From Bugzilla Helper: User-Agent: Mozilla/5.0 (Windows; U; Windows NT 5.1; en-US; rv:1.8.1.6) Gecko/20070725 Firefox/2.0.0.6 Description of problem: After configuring RHEL5 server to use Windows 2003 Active Directory servers for user authentication, certain processes usually hang when I try to get user info. I am just using pam-ldap and nss-ldap so my nsswitch.conf has "files ldap". I will attach my configuration notes, they are fairly exhaustive. Version-Release number of selected component (if applicable): nss_ldap-253-3 How reproducible: Always Steps to Reproduce: (see attached) Actual Results: id <username> hangs, 100% cpu utilization, no output nscd also goes up to 100% cpu utilization sshd process for user log hangs when user tried to login (after they provide uid) getent passwd and getent passwd <username> both work Expected Results: id <username> should immediately return user info (homedir, shell, etc) Additional info: selinux now disabled, nscd off, nothing comes up in syslog. Some users I can get "id" info back right away, some take time, but most just don't return.
Created attachment 196061 [details] Installation notes
System is RHEL 5, all updates Linux 2.6.18-8.1.10.el5 #1 SMP Thu Aug 30 20:43:28 EDT 2007 x86_64 x86_64 x86_64 GNU/Linux 2 x Xeon dual-core (4 cores total) 4 GB ram
I've seen mention of bindpolicy soft vs. hard, non-existant "nvram" group, and comments about using a non-SMP kernel but with various random platforms... I just don't see anything in syslog and I am getting as far as getting getent passwd working so this really seems like a bug of some sort.

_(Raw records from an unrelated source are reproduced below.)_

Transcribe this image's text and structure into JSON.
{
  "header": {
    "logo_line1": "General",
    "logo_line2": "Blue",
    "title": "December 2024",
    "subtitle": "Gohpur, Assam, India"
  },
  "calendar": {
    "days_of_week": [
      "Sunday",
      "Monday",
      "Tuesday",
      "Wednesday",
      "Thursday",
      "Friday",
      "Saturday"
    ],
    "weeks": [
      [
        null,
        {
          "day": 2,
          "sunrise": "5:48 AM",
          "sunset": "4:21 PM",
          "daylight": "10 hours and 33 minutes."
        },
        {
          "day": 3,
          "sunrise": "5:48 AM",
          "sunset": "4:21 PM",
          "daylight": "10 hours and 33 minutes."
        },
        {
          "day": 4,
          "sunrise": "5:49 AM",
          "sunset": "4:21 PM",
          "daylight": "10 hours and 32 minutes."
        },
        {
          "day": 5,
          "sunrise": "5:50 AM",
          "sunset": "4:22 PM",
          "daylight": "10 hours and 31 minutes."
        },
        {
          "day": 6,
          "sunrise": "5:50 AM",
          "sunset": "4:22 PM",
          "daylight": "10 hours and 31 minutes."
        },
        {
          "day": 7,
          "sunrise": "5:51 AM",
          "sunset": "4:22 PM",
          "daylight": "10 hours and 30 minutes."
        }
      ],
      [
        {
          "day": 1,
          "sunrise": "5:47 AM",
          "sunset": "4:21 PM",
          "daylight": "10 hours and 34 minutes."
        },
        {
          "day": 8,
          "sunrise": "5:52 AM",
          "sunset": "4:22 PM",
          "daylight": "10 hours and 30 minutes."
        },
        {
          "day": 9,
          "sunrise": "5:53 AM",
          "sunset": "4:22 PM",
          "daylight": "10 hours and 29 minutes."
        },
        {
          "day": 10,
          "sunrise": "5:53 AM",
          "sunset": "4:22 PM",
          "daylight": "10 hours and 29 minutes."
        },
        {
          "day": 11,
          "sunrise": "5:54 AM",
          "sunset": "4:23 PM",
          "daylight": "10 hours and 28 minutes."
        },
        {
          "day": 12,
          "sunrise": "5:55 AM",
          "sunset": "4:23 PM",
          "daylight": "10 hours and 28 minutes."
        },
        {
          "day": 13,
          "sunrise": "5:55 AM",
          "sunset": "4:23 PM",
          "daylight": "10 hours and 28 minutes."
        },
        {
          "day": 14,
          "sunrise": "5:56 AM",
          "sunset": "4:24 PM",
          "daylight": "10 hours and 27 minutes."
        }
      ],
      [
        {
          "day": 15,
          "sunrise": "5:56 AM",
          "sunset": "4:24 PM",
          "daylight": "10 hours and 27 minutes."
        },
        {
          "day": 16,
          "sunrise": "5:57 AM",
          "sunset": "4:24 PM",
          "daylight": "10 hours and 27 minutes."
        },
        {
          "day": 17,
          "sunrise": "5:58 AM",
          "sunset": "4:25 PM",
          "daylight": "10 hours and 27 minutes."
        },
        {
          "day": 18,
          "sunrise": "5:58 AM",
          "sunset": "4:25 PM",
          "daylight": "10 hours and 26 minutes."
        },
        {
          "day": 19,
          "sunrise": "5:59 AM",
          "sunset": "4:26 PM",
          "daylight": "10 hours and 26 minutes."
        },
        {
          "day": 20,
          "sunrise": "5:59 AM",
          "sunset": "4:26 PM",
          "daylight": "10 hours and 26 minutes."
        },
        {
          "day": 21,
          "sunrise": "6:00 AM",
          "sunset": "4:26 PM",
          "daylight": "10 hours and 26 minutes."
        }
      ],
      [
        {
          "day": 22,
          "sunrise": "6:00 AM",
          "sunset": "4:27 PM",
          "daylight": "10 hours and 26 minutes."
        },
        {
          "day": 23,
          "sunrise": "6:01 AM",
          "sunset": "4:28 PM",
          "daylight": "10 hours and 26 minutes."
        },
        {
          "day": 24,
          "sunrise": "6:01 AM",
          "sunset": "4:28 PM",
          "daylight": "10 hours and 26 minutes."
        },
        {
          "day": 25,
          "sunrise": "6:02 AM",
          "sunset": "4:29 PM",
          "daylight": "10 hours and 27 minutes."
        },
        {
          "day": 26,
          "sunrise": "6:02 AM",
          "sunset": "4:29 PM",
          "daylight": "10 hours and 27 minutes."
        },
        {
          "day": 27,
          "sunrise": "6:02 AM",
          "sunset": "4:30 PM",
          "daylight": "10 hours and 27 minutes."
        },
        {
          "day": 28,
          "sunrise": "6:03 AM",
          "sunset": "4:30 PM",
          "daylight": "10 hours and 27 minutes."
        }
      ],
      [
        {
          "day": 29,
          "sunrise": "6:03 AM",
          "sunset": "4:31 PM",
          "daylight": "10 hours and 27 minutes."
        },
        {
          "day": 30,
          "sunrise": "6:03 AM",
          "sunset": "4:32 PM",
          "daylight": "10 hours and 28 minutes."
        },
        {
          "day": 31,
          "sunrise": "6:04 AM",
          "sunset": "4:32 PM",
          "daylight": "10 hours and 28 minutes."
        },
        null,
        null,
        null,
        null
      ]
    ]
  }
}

I was able to reproduce this problem on RHEL5.2 and RHEL5.3 with the same configuration as used by RHEL4. On RHEL4 it is working correctly, while on RHEL5 CPU utilization is sky-high. I attempted some tcpdump on the session to find it queries the DC and does not get answer. The problem disappeared when I entered "ldap_version 2" to /etc/ldap.conf and waited for a short while (killing all processes using 100% CPU)

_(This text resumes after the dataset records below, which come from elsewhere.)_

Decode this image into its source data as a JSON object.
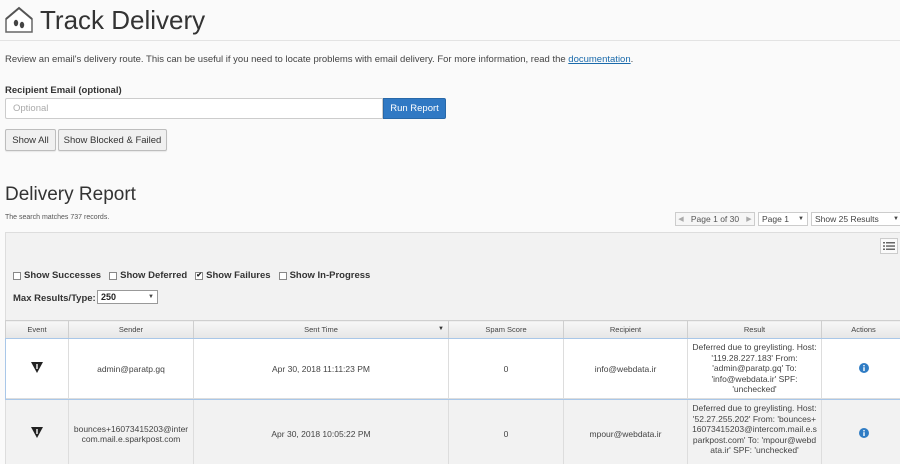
{
  "page": {
    "title": "Track Delivery",
    "intro": "Review an email's delivery route. This can be useful if you need to locate problems with email delivery. For more information, read the ",
    "intro_link": "documentation",
    "intro_end": "."
  },
  "form": {
    "recipient_label": "Recipient Email (optional)",
    "recipient_placeholder": "Optional",
    "recipient_value": "",
    "run_report_label": "Run Report",
    "show_all_label": "Show All",
    "show_blocked_label": "Show Blocked & Failed"
  },
  "report": {
    "title": "Delivery Report",
    "records_text": "The search matches 737 records.",
    "pager_text": "Page 1 of 30",
    "page_select": "Page 1",
    "results_select": "Show 25 Results",
    "filters": [
      {
        "label": "Show Successes",
        "checked": false
      },
      {
        "label": "Show Deferred",
        "checked": false
      },
      {
        "label": "Show Failures",
        "checked": true
      },
      {
        "label": "Show In-Progress",
        "checked": false
      }
    ],
    "max_label": "Max Results/Type:",
    "max_value": "250",
    "columns": [
      "Event",
      "Sender",
      "Sent Time",
      "Spam Score",
      "Recipient",
      "Result",
      "Actions"
    ],
    "rows": [
      {
        "event_icon": "deferred-warning-icon",
        "sender": "admin@paratp.gq",
        "sent_time": "Apr 30, 2018 11:11:23 PM",
        "spam_score": "0",
        "recipient": "info@webdata.ir",
        "result": "Deferred due to greylisting. Host: '119.28.227.183' From: 'admin@paratp.gq' To: 'info@webdata.ir' SPF: 'unchecked'",
        "action_icon": "info-icon"
      },
      {
        "event_icon": "deferred-warning-icon",
        "sender": "bounces+16073415203@intercom.mail.e.sparkpost.com",
        "sent_time": "Apr 30, 2018 10:05:22 PM",
        "spam_score": "0",
        "recipient": "mpour@webdata.ir",
        "result": "Deferred due to greylisting. Host: '52.27.255.202' From: 'bounces+16073415203@intercom.mail.e.sparkpost.com' To: 'mpour@webdata.ir' SPF: 'unchecked'",
        "action_icon": "info-icon"
      }
    ]
  },
  "colors": {
    "primary_button": "#3079c4",
    "link": "#1a6aab",
    "info_icon": "#2f7cc4"
  }
}
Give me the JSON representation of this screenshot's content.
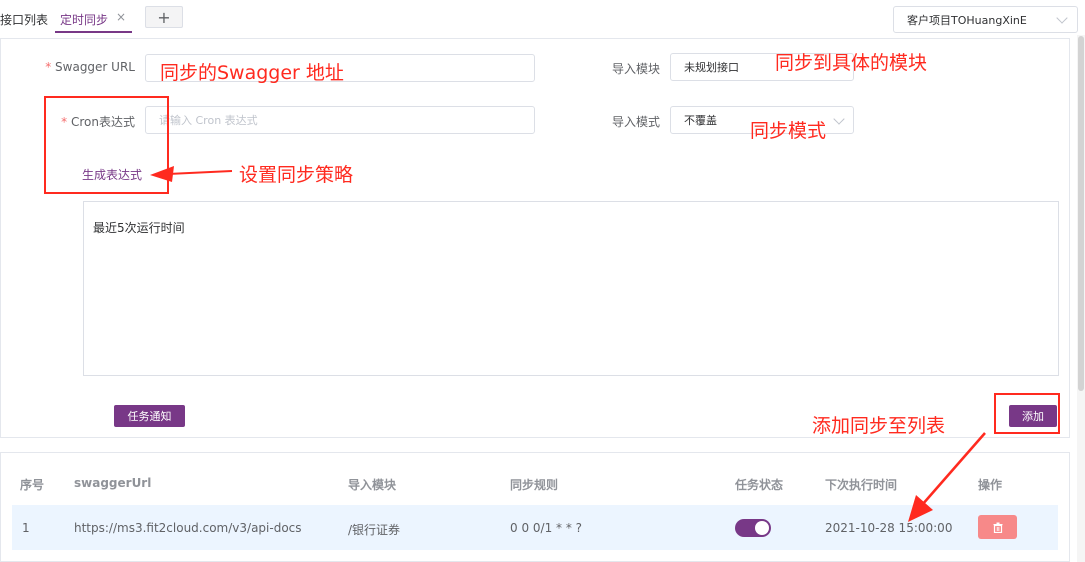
{
  "tabs": [
    {
      "label": "接口列表"
    },
    {
      "label": "定时同步",
      "close": "×"
    }
  ],
  "add_tab_label": "+",
  "project_select": {
    "value": "客户项目TOHuangXinE"
  },
  "form": {
    "swagger_url_label": "Swagger URL",
    "cron_label": "Cron表达式",
    "required_mark": "*",
    "cron_placeholder": "请输入 Cron 表达式",
    "import_module_label": "导入模块",
    "import_module_value": "未规划接口",
    "import_mode_label": "导入模式",
    "import_mode_value": "不覆盖",
    "generate_link": "生成表达式",
    "recent_runs_label": "最近5次运行时间",
    "notify_button": "任务通知",
    "add_button": "添加"
  },
  "annotations": {
    "swagger": "同步的Swagger 地址",
    "module": "同步到具体的模块",
    "mode": "同步模式",
    "strategy": "设置同步策略",
    "add_to_list": "添加同步至列表"
  },
  "table": {
    "headers": [
      "序号",
      "swaggerUrl",
      "导入模块",
      "同步规则",
      "任务状态",
      "下次执行时间",
      "操作"
    ],
    "rows": [
      {
        "index": "1",
        "url": "https://ms3.fit2cloud.com/v3/api-docs",
        "module": "/银行证券",
        "rule": "0 0 0/1 * * ?",
        "status_on": true,
        "next_time": "2021-10-28 15:00:00"
      }
    ]
  },
  "colors": {
    "brand": "#783887",
    "annotation": "#ff2a1f",
    "danger": "#f78989"
  }
}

That this doesn't trigger a problem with "ldap_version 2" suggests that this might be related to referral processing, which isn't something the client even tries to do unless ldap_version is set to (or left at the default value of) 3. The 5.5 build links with a newer version of openldap that fixed a few things in this area (notably #472920). Does it make a difference here? As an aside, you may want to try setting "nss_initgroups backlink" in ldap.conf to make use of the group membership information AD prefers clients use -- there's a good chance it'll be faster.
It's been a while and I don't remember the work-around, but I've been using "referrals no". I tried removing "referrals no" which definitely used to give me problems, and it works fine now (nss_ldap-253-22.el5_4). So maybe this is fixed? I have also been using different attribute mappings than what's been provided with the stock config in the past. nss_map_objectclass posixAccount user nss_map_objectclass shadowAccount user nss_map_attribute uid sAMAccountName nss_map_attribute homeDirectory unixHomeDirectory nss_map_attribute shadowLastChange pwdLastSet nss_map_attribute gecos name nss_map_attribute cn sAMAccountName nss_map_objectclass posixGroup group nss_map_attribute uniqueMember member pam_login_attribute sAMAccountName pam_filter objectclass=User Everything else is fairly stock / generic. System config otherwise works with authconfig. I just tried adding the nss_initgroups backlink as well. This does not appear to have significant impact for our site. Thanks
It seems that the problem is addressed in the later versions of the nss_ldap. Closing the bug.